Generative Music - Ambient Poem Rhythm Game Proposal

Since the last blogging, we had a workshop for MusicVAE, using Jupyter notebook. It is really lovely that the last workshop really fits to my final project concept, so I can save sometime to research and trial and errors.

One thing I figured out was, not only training and generating new pieces, (Even just testing pre-trained models took hours to just generate few sentences!!) I needed to simplified my concept.

I changed to use poem from prose. This makes sense for the concept of listening narration rhythmically. Poems have rhythm and musical elements by nature.
I scraped Poetry Foundation for poems, and they actually do have Listen section as a way to appreciate poetry.

I was thinking about a very ambitious plan such as real-time generating narrative-music, but I guess I need to be satisfied with a small start.

The poem I am gonna use is A Gift for You BY EILEEN MYLES.

  • generate the narration.
    Wavenet Vocoder (Colab link/VocoderGithub/TacotrionGithub)

    Tacotron2 predicts Mel-spectrogram of a text, and WaveNet synthesis a voice based on that.

  • Nsynth interpolation.

    Since I wanted to give a sense of musical piece, I chose NSynth for the interpolation between generated voice and ambient music.

Screen Shot 2018-12-13 at 6.49.02 PM.png
Screen Shot 2018-12-13 at 6.48.26 PM.png

I tried just like the poem lines, but the sound so stiff and strong, so I made lines again based on the waveform of original narration.

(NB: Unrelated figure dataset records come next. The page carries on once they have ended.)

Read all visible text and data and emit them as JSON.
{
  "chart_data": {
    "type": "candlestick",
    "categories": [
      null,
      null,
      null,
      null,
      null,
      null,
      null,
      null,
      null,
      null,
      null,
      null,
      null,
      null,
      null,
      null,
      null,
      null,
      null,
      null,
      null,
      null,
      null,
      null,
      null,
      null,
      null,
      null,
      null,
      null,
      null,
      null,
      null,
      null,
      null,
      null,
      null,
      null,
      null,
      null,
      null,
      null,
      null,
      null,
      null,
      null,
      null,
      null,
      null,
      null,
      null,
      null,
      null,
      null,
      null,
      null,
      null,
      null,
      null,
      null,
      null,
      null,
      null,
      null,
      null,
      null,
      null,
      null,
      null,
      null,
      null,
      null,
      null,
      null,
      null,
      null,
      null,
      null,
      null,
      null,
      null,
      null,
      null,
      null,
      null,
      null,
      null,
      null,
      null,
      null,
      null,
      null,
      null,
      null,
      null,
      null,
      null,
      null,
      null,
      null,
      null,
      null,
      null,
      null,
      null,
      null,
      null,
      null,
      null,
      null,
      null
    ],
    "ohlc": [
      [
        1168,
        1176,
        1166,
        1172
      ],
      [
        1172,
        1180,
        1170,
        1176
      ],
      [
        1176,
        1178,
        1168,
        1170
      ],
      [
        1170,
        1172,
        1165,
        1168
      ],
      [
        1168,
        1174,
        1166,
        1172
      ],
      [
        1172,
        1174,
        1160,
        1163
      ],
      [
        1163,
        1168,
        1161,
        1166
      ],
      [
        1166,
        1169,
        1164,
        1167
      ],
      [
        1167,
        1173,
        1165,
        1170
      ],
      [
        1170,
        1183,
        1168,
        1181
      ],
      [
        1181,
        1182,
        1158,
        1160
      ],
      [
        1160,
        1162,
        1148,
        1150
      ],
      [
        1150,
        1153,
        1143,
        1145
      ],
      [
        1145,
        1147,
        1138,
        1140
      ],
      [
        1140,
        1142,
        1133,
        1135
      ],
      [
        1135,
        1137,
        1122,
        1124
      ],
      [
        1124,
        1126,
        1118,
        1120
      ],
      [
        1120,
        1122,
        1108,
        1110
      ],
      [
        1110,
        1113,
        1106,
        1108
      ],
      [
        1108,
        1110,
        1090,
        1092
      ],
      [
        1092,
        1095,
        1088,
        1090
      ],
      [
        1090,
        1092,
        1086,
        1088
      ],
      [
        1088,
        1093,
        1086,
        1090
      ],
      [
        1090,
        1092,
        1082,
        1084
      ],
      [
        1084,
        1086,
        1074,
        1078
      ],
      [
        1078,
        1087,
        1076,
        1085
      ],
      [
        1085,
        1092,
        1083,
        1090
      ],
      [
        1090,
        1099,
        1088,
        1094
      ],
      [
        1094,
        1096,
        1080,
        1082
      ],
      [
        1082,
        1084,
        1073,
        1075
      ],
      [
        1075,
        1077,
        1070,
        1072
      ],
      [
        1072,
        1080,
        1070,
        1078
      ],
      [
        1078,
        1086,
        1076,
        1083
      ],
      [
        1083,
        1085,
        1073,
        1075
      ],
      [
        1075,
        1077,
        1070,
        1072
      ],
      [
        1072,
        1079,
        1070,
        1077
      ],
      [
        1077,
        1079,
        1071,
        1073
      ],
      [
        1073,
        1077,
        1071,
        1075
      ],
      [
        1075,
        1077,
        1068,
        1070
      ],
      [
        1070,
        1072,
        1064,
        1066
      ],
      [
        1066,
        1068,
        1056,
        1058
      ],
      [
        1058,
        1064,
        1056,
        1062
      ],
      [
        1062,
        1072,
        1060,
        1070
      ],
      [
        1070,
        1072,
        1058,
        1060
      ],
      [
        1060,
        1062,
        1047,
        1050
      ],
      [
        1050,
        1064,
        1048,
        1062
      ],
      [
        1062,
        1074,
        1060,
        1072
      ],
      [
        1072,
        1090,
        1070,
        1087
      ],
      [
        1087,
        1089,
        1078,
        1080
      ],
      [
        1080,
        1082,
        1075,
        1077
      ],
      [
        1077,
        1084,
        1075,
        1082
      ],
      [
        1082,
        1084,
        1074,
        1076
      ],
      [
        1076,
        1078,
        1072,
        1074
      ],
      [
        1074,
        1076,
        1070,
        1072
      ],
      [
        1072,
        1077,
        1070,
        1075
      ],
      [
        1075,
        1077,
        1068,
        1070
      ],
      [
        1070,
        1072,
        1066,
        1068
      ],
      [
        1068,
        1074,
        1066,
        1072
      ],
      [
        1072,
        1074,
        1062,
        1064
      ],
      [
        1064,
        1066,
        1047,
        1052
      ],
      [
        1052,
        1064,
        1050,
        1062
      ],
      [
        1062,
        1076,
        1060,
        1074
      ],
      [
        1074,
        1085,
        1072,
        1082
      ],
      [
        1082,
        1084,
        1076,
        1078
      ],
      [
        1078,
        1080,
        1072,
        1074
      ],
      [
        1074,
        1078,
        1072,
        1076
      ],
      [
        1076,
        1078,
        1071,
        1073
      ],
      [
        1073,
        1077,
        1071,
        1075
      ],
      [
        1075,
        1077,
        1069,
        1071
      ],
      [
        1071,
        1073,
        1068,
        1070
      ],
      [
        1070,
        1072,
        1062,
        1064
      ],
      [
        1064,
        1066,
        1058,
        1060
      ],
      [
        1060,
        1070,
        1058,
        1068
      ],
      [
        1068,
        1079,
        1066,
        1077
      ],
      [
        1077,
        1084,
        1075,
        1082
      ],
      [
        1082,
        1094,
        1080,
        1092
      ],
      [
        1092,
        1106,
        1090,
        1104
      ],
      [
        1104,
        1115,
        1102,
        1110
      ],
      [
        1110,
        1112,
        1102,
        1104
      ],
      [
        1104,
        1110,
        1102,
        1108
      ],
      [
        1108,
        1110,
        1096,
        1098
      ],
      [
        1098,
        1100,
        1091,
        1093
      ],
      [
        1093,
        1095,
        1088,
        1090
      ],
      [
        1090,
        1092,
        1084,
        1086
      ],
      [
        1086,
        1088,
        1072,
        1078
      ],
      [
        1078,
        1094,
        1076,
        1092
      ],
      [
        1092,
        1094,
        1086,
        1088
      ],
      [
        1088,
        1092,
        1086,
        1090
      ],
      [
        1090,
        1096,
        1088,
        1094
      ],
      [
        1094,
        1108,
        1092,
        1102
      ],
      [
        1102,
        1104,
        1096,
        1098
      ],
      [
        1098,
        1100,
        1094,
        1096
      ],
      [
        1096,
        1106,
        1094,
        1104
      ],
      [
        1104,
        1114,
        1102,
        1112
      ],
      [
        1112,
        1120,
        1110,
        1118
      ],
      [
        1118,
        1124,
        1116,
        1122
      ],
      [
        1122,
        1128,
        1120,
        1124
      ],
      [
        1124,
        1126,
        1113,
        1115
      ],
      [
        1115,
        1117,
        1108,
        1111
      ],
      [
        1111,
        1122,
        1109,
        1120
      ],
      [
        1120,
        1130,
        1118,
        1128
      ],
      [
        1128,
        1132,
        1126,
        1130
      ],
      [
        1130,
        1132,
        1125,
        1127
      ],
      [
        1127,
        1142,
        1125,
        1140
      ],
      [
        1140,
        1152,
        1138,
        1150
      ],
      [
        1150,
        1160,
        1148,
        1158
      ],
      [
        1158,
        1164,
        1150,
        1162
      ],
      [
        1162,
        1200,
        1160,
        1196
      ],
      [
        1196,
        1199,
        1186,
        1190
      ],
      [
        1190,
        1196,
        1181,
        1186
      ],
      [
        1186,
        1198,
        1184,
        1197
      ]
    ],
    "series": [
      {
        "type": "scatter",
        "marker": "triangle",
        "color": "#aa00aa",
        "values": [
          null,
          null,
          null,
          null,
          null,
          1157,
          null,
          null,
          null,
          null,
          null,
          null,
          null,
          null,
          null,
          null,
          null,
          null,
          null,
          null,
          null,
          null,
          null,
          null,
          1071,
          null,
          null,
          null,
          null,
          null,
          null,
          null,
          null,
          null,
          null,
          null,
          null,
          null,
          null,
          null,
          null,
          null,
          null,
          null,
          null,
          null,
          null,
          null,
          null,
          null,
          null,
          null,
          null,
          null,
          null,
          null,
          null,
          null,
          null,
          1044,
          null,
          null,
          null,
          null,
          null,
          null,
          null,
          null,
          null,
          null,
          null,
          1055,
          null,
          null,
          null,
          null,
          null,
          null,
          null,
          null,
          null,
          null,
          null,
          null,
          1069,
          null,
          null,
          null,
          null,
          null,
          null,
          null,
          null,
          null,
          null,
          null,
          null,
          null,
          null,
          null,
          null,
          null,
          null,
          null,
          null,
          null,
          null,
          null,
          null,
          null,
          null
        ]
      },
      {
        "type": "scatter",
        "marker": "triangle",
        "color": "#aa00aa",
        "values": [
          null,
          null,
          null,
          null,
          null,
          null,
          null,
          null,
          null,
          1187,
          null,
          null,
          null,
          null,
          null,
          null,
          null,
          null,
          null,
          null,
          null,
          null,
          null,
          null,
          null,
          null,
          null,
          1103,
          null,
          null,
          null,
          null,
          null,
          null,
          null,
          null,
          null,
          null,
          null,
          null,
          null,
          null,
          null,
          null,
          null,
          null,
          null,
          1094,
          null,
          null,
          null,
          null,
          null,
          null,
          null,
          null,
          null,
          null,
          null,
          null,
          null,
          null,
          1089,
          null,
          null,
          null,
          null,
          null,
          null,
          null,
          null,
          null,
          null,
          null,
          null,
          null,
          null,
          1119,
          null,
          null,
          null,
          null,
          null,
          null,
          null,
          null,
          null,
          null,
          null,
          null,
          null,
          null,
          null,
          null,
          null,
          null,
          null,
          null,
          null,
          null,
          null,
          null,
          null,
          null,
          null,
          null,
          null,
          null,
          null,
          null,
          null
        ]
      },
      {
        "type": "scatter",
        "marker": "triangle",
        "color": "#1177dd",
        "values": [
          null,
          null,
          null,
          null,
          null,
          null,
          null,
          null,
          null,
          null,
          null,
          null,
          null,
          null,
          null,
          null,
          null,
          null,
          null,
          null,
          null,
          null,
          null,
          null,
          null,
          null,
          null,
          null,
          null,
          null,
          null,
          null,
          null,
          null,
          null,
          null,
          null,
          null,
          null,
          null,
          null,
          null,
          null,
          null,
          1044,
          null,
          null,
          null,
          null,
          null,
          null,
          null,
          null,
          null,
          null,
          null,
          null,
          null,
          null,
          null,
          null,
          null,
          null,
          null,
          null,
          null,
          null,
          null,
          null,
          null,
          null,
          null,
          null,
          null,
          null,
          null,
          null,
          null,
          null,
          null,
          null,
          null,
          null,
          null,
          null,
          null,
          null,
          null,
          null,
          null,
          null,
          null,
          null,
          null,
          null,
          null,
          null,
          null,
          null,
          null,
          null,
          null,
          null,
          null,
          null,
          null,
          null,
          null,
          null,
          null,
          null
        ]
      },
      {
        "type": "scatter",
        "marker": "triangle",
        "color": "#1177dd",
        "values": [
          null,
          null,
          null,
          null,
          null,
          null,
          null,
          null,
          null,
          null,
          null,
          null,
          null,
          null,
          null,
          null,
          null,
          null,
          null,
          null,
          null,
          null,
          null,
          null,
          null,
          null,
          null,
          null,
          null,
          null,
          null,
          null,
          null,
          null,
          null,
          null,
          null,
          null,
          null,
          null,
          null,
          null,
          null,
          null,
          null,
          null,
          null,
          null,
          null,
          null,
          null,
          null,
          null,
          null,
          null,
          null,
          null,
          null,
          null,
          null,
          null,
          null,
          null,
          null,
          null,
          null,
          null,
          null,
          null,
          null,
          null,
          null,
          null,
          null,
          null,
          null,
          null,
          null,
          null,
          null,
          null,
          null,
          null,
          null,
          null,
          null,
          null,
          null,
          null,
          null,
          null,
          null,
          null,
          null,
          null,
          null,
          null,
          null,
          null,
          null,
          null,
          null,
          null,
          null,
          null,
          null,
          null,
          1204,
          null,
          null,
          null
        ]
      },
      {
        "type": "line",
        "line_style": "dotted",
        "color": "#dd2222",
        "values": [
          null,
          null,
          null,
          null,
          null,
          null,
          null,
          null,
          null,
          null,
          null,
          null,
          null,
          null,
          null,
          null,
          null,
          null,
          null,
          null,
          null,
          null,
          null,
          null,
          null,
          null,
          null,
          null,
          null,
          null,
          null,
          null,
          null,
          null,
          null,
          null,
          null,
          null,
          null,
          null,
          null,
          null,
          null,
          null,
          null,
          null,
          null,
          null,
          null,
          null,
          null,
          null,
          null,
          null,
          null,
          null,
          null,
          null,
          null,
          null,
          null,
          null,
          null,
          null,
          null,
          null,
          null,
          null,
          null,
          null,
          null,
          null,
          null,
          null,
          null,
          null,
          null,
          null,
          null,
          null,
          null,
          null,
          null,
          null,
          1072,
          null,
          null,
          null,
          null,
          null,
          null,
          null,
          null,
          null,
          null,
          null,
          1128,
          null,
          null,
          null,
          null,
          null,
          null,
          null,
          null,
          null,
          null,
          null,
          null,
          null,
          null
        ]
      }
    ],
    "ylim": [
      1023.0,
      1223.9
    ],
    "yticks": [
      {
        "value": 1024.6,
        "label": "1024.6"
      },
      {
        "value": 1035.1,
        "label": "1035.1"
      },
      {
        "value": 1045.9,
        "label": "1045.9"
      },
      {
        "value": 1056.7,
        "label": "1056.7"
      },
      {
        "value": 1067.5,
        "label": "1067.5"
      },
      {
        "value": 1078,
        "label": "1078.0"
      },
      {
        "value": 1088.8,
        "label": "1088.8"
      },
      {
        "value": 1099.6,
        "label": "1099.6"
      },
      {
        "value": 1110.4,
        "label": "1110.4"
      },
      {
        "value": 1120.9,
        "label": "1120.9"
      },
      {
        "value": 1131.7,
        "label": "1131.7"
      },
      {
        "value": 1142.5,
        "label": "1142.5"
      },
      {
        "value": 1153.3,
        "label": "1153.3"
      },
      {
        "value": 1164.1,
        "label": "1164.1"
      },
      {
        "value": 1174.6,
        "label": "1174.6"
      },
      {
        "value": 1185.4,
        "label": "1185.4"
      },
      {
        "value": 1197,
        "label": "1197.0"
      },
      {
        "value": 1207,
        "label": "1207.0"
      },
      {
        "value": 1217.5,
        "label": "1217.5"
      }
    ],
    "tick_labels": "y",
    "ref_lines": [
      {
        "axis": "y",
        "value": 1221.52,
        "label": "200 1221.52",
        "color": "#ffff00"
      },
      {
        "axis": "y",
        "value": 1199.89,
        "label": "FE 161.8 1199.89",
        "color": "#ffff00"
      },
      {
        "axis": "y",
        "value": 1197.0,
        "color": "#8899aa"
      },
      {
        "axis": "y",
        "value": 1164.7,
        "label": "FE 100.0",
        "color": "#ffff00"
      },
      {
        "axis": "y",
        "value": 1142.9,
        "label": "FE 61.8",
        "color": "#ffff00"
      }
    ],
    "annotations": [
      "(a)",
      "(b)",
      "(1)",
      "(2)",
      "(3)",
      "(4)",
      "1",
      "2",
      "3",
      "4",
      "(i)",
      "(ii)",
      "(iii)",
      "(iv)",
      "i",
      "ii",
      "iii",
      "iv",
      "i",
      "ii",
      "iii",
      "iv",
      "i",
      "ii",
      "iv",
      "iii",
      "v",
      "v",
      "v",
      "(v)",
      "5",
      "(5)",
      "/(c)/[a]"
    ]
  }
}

It took so much time to generate each line, I tried Nsynth simultaneously.

NSynth 1 [Human Voice || Tibet Singing-bowl || Ibo Drum]

NSynth 2 [Generated Voice || Ocarina sound || Flute Sound]

At the first iteration, I thought low pitch instrumental sounds are really good to hear, but the interpolation result with human voice was a bit monstrous and unpleasant. I changed to high pitch instruments for the second iteration.

Instrument sounds samples below

After these trial, it looks like Nsynth might not be the model I was looking for. What I was looking for was something like Style Transfer for Music.

Using Nsynth interpolates pitch and rhythm also, but I wanted to keep the rhythm and pitch of narration while change the timbre from instruments, or a certain music genre.

While looking for code, I found Wavenet generatef from Mel-spectrogram representation, so it could be interesting generate instrumental sound from mel-spectrogram of narration file. I actually tried to do that, but I was using Jupyter Notebook so I couldn’t access output files.

For the proof of concept, I tired to put the sounds to rhythm game Unity assets. Still I need to manually assign lines to the sound, but it was so interesting that text and sound was kinda synced if I consider them as four-quarter measure music. Since the asset counts the beats, no matter how long or short the line was, each line passed after 4 beats and it looked okay. This can be a new way fo an approach for the next step.